Al darse cuenta del estado abominable en que se encontraba, se asustó de tal manera, que sintió vergüenza, mucha vergüenza, arrepintiéndose profundamente de todo lo que había hecho o dicho. Pensaba en su perro y de lo feliz que se sentía cuando le acariciaba sin pedir nunca nada a cambio; recapacitaba penitente: Si mis simples caricias hacen tan feliz a un perro, ¿por qué no intento hacer lo mismo en mi oficina, con el vecino, mi enamorada, y en fin, con todos aquellos que tengan que ver conmigo? ¿De repente comprendiendo un poquito más a los demás, me sentiría más feliz, al igual que lo que siento por Nabo?... Dudas todas que le brotaban del corazón y que le llenaban optimismo y deseo de, a pesar de todo, seguir viviendo.

Intentó pararse para abrir la puerta, y justo cuando había logrado dar un paso adelante para halar la manijuela, un escuadrón de veinte policías armados con metralletas, alertados por los vecinos, irrumpió escandalosamente el recinto (pensaron que se trataba de Pichuzo: el ladrón más buscado, temido y sanguinario de la ciudad), disparando a quemarropa una ráfaga de balas que lo dejaron como colador. Cayó al piso agonizando y sonriendo a Nabo como para no preocuparlo (el animal temblaba, metiendo su colita entre las patas, lamiéndole las heridas), sólo alcanzó a decirle con pena:

“Nabo, perdóname, me creerías si te digo que ya no quería morir.”


Publicación Flujanz

Por Frederic Luján Z.


4 comments:

Anonymous said...

Hola querido Frederic,

que pasó que pisó? estás deprimido. Ya sé que solo es una historia, sí la leí.
Pero no te olvides que todos los temas de una manera u otra siempre expresan algo interior del autor.
Hay muchas cosas de las que podríamos hablar allí y que realmete son ciertas, aunque se vé que el "autor" no toma en
serio el tema del "infierno" que sí es un lugar que existe definitivamente.
Te puedo contar historias de personas que trataron en la vida real de suicidarse y una de ellas me contó algo increíble.
Si te interesa podemos hablar al respecto.

Bueno un abrazo y que bueno que estés vivo! Dios te ama Frederic

Chaito,

Vilma

Anonymous said...

Tu lo has dicho, es horrenda... estoy casi segura, q en los ultimos segundos, el suicida siempre se da cuenta q habia otra salida o q tenia un pendiente y no era el momento...

Sue Sue

Anonymous said...

Hola Freddy:
No, nunca se me ha pasado por la cabeza esta idea. Agradezco a Dios el tener la vida sea como sea. A veces es una vida dura con tristezas y enfermedades, pero hay otras veces en que es linda sobretodo tu que has encontrado el amor en Alemania y tu pareja te cuida y ama tanto, creo que no debes ni pensar en matarte, debes agradecer a Dios el ser amado, no todos lo son!. Es una bendicion. Y tambien tienes un hijo hermoso!.

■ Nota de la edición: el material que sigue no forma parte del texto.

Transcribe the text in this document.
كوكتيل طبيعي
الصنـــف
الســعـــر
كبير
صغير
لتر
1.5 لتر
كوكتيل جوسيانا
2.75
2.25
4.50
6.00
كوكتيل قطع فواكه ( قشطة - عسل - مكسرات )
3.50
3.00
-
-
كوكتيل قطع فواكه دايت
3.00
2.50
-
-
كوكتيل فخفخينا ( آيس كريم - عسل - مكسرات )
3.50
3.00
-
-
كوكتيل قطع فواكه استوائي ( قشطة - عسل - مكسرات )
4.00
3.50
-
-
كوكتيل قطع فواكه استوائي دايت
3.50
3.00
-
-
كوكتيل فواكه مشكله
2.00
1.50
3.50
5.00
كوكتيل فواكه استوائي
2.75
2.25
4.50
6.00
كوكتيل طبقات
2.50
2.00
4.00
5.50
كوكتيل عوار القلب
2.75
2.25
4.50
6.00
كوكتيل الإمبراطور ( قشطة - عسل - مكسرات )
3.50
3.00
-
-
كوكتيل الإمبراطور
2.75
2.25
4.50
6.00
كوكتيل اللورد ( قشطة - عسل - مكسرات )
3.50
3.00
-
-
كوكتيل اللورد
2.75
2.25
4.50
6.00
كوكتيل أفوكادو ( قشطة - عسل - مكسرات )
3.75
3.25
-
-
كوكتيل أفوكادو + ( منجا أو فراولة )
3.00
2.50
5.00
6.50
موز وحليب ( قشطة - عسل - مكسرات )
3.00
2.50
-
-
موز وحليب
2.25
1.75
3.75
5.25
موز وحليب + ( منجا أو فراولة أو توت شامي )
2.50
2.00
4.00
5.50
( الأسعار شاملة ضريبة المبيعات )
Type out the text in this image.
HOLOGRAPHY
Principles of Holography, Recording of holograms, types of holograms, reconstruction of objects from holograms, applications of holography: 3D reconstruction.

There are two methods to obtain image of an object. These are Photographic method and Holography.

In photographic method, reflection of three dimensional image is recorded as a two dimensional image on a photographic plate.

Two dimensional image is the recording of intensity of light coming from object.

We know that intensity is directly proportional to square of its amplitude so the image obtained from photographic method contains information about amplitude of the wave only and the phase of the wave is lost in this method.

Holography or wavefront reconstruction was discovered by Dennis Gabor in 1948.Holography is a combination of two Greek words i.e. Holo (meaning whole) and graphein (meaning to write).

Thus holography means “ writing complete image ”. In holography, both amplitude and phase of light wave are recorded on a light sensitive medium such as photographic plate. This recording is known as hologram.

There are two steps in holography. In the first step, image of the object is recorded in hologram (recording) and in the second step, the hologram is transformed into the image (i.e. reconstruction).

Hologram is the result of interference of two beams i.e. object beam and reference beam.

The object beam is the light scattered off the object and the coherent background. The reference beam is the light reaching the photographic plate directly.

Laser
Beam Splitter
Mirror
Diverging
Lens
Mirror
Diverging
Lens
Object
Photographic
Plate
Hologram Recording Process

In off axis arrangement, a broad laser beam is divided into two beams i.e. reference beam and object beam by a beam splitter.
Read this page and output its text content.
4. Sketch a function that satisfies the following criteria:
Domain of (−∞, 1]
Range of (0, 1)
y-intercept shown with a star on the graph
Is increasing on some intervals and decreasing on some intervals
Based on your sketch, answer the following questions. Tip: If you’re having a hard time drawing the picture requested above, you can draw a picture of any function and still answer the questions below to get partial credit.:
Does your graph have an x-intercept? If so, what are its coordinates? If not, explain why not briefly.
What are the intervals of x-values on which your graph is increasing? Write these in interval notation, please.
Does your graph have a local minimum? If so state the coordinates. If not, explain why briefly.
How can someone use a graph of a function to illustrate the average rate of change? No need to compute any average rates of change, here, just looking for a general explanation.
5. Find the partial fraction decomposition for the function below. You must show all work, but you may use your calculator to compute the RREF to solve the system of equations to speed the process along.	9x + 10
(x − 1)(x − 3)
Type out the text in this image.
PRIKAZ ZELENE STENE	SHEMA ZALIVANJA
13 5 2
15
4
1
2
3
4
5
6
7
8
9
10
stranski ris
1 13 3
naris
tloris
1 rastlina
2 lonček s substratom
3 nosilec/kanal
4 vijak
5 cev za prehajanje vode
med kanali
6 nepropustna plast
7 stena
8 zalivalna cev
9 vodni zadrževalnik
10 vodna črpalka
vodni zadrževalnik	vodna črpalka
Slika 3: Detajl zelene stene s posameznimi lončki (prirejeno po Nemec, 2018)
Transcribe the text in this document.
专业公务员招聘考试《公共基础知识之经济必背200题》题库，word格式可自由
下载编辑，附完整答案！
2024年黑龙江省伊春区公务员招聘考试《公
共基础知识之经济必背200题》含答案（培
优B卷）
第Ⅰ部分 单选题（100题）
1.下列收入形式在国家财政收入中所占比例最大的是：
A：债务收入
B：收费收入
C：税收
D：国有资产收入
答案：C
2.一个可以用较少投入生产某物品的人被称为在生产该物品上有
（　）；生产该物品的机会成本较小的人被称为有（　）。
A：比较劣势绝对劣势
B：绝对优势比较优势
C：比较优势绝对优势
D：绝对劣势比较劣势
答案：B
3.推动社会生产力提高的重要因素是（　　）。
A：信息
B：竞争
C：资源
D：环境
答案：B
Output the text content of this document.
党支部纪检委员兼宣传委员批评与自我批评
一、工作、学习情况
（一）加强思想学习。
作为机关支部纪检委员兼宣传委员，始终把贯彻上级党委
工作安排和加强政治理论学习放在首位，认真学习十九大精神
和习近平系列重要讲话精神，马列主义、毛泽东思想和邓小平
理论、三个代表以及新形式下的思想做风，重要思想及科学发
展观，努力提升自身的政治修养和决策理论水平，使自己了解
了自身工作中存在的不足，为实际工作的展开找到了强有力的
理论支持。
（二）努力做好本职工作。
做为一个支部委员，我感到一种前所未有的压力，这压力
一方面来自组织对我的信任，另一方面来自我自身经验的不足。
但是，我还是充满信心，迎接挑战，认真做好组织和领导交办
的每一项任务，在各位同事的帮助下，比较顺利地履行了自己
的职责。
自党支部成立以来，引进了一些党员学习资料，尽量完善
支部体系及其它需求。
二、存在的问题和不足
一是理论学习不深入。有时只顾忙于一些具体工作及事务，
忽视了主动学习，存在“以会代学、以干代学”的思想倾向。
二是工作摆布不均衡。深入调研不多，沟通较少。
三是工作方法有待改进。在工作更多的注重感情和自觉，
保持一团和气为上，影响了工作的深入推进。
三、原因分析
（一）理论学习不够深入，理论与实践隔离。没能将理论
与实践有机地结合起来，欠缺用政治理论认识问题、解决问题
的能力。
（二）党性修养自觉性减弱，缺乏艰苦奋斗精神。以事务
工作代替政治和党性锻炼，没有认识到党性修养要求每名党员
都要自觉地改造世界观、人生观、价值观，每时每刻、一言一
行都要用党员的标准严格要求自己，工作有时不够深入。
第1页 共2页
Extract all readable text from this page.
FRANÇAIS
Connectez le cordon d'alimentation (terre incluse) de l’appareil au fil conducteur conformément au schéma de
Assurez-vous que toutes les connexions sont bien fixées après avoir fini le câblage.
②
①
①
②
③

Mis carinhos mi querido mordaz deprimido, te estan contagiando los alemanes, siempre recuerdo a mis companheros o amigos de ese pais que eran super deprimidos!, realistas a veces?. No se pero por algo has estado en Peru, para tener el optimismo hasta en momentos de tragedia.
Besos,
Lucia

Anonymous said...

Hola Frederic,

Excelente texto.Me encantó.Sólo pienso que uno debe valorar lo que tiene,aunque sea poco lo que tenga ya que hay gente que tiene menos que eso y,sin embargo,vive feliz o al menos tranquila de cara a la vida.Saludos amigo.